Theories about how and in what circumstances an intervention is proposed to influence behaviour are known in realist evaluation as program theories [12]. Fogg’s model of behaviour change, which focuses on the convergence of motivation, capacity and trigger, [13] and persuasive software design principles, [14] were two key theoretical foundations (the program theories) underpinning the intended impact of the intervention. Persuasive principles, including goal tracking, self-monitoring, praise, reminders and system content from a trustworthy source, were intended to strengthen the Fogg triad assumptions. The logic of the intervention was further depicted diagrammatically in a process model of stages from intervention inputs to outputs [15].

Framing contextual environments as hierarchies of influence on behaviour

Social context influences on intervention uptake or health-related behaviour are often focussed on specific illnesses, [16,17,18] cultural groups, [19,20,21] and organisation-level innovations [5]. In terms of how health behaviours arise and change, frameworks that advocate integration of behavioural and social sciences tend to emphasise the dominance of social structure over individual characteristics. For example, a depiction of society-behaviour-biology linkages across the lifespan, nested in complex relationships between social and physical environments, framed the linkages in a hierarchy [22]. This framework designates micro-, meso-, macro-, and global-levels of structures or environments in the scope of public health interventions, and emphasises that dynamics between the levels above the individual help explain human behaviour. Other research, however, has shown how adaptations of the hierarchy can be a useful way to frame the socio-cultural narratives that individuals use to explain their behaviour [23]. Taking a hierarchical view of contexts, interventions in areas as diverse as welfare services, [24] diabetes self-management, [25, 26] cardiac rehabilitation, [27] and emergency department workflow [28] have been examined using realist evaluation to understand how mechanisms were activated. Examples are limited for EHR-integrated eHealth interventions in the broad setting of primary and secondary CVD prevention. However, future development and implementation of such interventions would benefit from greater understanding of influential contextual narratives on recipient responsiveness. Therefore, the aim of this study was to use a realist evaluation approach to elucidate contextual factors at play in participant responses to the eHealth intervention and describe mechanisms by which the impact on outcomes arose.


Design and setting

Qualitative study in which methods were informed by realist evaluation principles. Rather than selecting a study sample that is representative of a broad population, evaluation with a realist perspective requires observing or exploring causation in purposively selected cases in order to build the theory about what worked, for whom, how, and in what circumstances [29]. Each selected case sits in an essentially limitless open social system. A case is chosen because it produces a configuration of a setting (context) with the resources of the intervention and the ideas, intentions, choices and abilities within the recipient (mechanisms) leading to a behaviour change (outcome) [30].

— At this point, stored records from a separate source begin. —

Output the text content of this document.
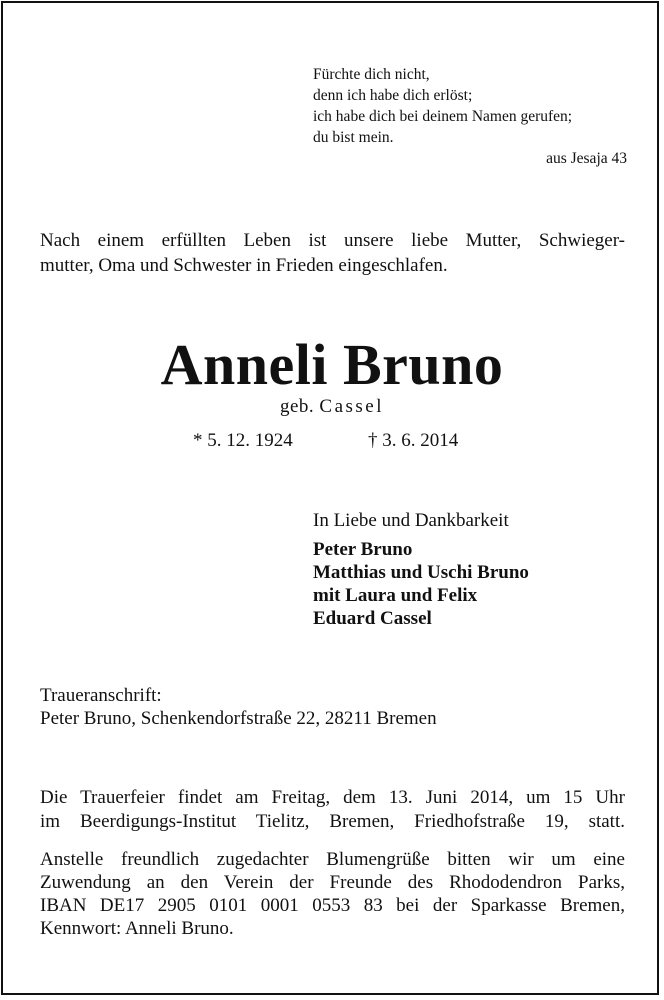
Fürchte dich nicht,
denn ich habe dich erlöst;
ich habe dich bei deinem Namen gerufen;
du bist mein.
aus Jesaja 43
Nach einem erfüllten Leben ist unsere liebe Mutter, Schwieger-
mutter, Oma und Schwester in Frieden eingeschlafen.
Anneli Bruno
geb. Cassel
* 5. 12. 1924	† 3. 6. 2014
In Liebe und Dankbarkeit
Peter Bruno
Matthias und Uschi Bruno
mit Laura und Felix
Eduard Cassel
Traueranschrift:
Peter Bruno, Schenkendorfstraße 22, 28211 Bremen
Die Trauerfeier findet am Freitag, dem 13. Juni 2014, um 15 Uhr
im Beerdigungs-Institut Tielitz, Bremen, Friedhofstraße 19, statt.
Anstelle freundlich zugedachter Blumengrüße bitten wir um eine
Zuwendung an den Verein der Freunde des Rhododendron Parks,
IBAN DE17 2905 0101 0001 0553 83 bei der Sparkasse Bremen,
Kennwort: Anneli Bruno.
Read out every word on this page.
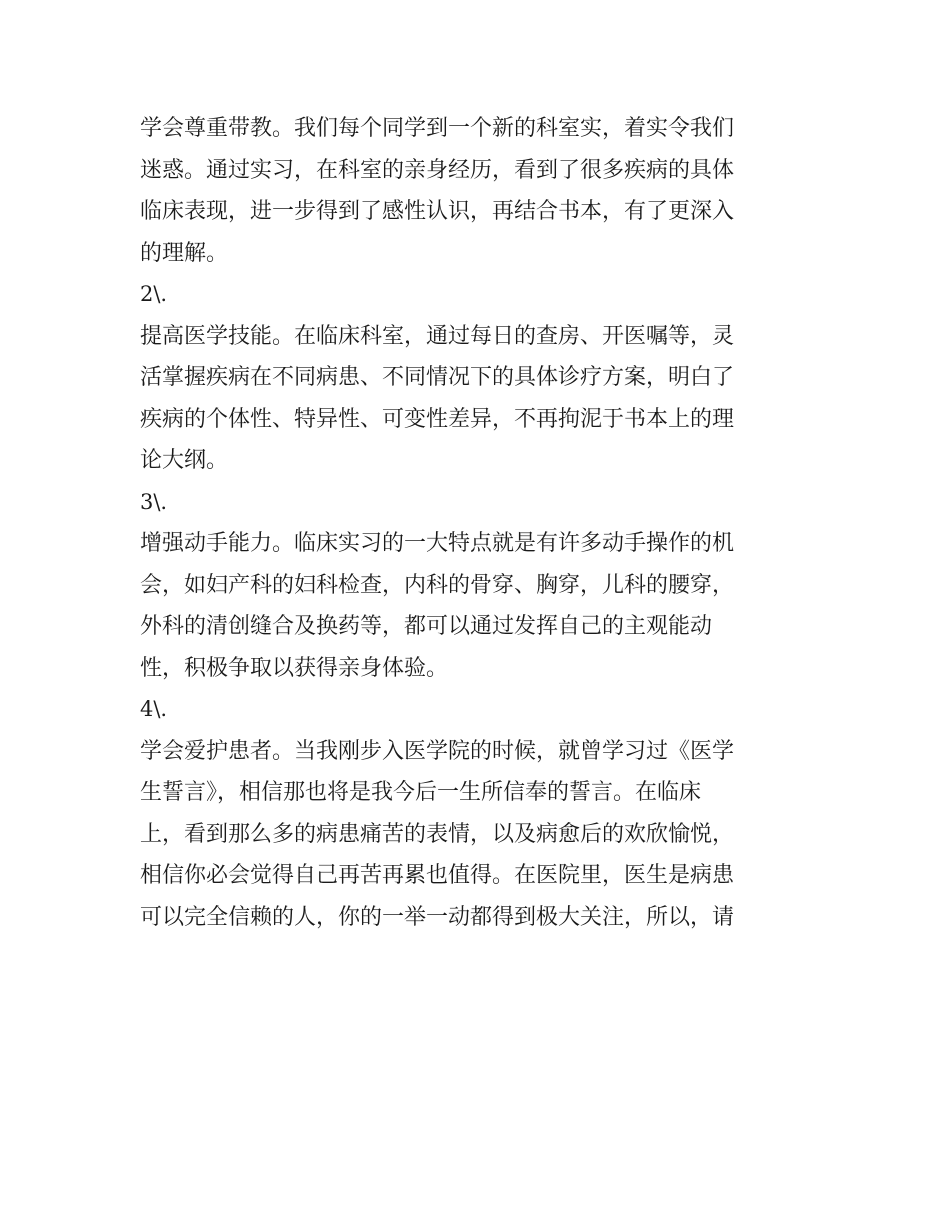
学会尊重带教。我们每个同学到一个新的科室实，着实令我们
迷惑。通过实习，在科室的亲身经历，看到了很多疾病的具体
临床表现，进一步得到了感性认识，再结合书本，有了更深入
的理解。
2\.
提高医学技能。在临床科室，通过每日的查房、开医嘱等，灵
活掌握疾病在不同病患、不同情况下的具体诊疗方案，明白了
疾病的个体性、特异性、可变性差异，不再拘泥于书本上的理
论大纲。
3\.
增强动手能力。临床实习的一大特点就是有许多动手操作的机
会，如妇产科的妇科检查，内科的骨穿、胸穿，儿科的腰穿，
外科的清创缝合及换药等，都可以通过发挥自己的主观能动
性，积极争取以获得亲身体验。
4\.
学会爱护患者。当我刚步入医学院的时候，就曾学习过《医学
生誓言》，相信那也将是我今后一生所信奉的誓言。在临床
上，看到那么多的病患痛苦的表情，以及病愈后的欢欣愉悦，
相信你必会觉得自己再苦再累也值得。在医院里，医生是病患
可以完全信赖的人，你的一举一动都得到极大关注，所以，请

The study forms part of the process evaluation of the Consumer Navigation of Electronic Cardiovascular Tools (CONNECT) RCT, [ANZCTR ID:12613000715774] [31]. In a randomised controlled trial (n = 934), the eHealth intervention was tested for effectiveness in improving CVD risk factor profile, including the proportion of days covered by guideline-recommended medications, over a 12-month follow-up period. The comparator group received usual health care without access to the intervention. Adults with, or at increased risk of, CVD who had access to an internet-enabled device at least once per month and who could provide written informed consent were eligible to participate in the RCT. Recruitment was from 24 primary health care services in Sydney, Australia. Eligible patients at each health service were identified using the clinical software system. Patients were invited to take part via a postal letter from their health service or general practice. Those who then enrolled were randomly allocated to a treatment arm. Of those who were invited (n = 3552), 26% (n = 934) enrolled. Of these, 52% (n = 486) were allocated to the intervention group and 48% (n = 448) to the control group. Trial results are pending. Ethical approval was obtained from the University of Sydney (Reference 2013/716) and the New South Wales Aboriginal Health and Medical Research Council (Reference 959/13).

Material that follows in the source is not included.